What I guess I was trying to get at by my statement that christians can disagree over this one and still be friends is that there are many times when a belief that it's ok for a woman to preach to a man is not evidence that someone has thrown the bible out of the window. I might think they've got the bible wrong, but I can't necessarily accuse them of rejecting the bible outright. This was certainly the case for the person whose talk prompted my blog.

Sandy Grant said...

Hello. My name is Sandy Grant. I am an Anglican Minister in Wollongong, NSW, Australia, part of the Diocese of Sydney. A paper by Graham Cole, which sounds very similar to the one you mention here, was also delivered by him at Ridley College, Melbourne. It is now being discussed in Sydney circles, because the ordination of women to the presbyterate is being raised (yet again) for debate at our Synod.
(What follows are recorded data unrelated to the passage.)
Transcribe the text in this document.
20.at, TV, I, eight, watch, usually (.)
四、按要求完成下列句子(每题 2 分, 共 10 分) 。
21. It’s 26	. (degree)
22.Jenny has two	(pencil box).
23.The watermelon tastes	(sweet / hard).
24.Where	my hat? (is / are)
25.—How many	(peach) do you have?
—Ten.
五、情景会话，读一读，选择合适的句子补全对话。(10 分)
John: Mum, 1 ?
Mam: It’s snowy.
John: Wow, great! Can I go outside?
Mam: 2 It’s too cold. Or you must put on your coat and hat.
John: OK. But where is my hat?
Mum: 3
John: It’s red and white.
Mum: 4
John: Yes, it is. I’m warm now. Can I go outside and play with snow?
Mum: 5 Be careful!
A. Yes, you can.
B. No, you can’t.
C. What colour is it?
I have written a paper in reply to Graham's paper (which formed his lecture). You can find it at the very helpful website of my friend and colleague, Lionel Windsor. (Biblical Greek and Hebrew students will benefit from Lionel's language learning tools!)

Go to and look under "What's New". Or click "Bible resources", look under "Topics and doctrinal issues".

You can read it on-line or download a pdf version. My paper also has a link to the original paper by Dr Cole.

Pete said...

Thanks Sandy, for the details of your article. I've had a quick read and it seems you answer Graham's points very ably. Some similar points were raised when Graham originally gave his paper here at Oak Hill. In particular some were troubled by the implications for the Trinity in his views. That said, I think there were some who were persuaded by his overall view.

I have linked to your paper in my most recent post. I hope you don't mind. I think it will be helpful for people here to read.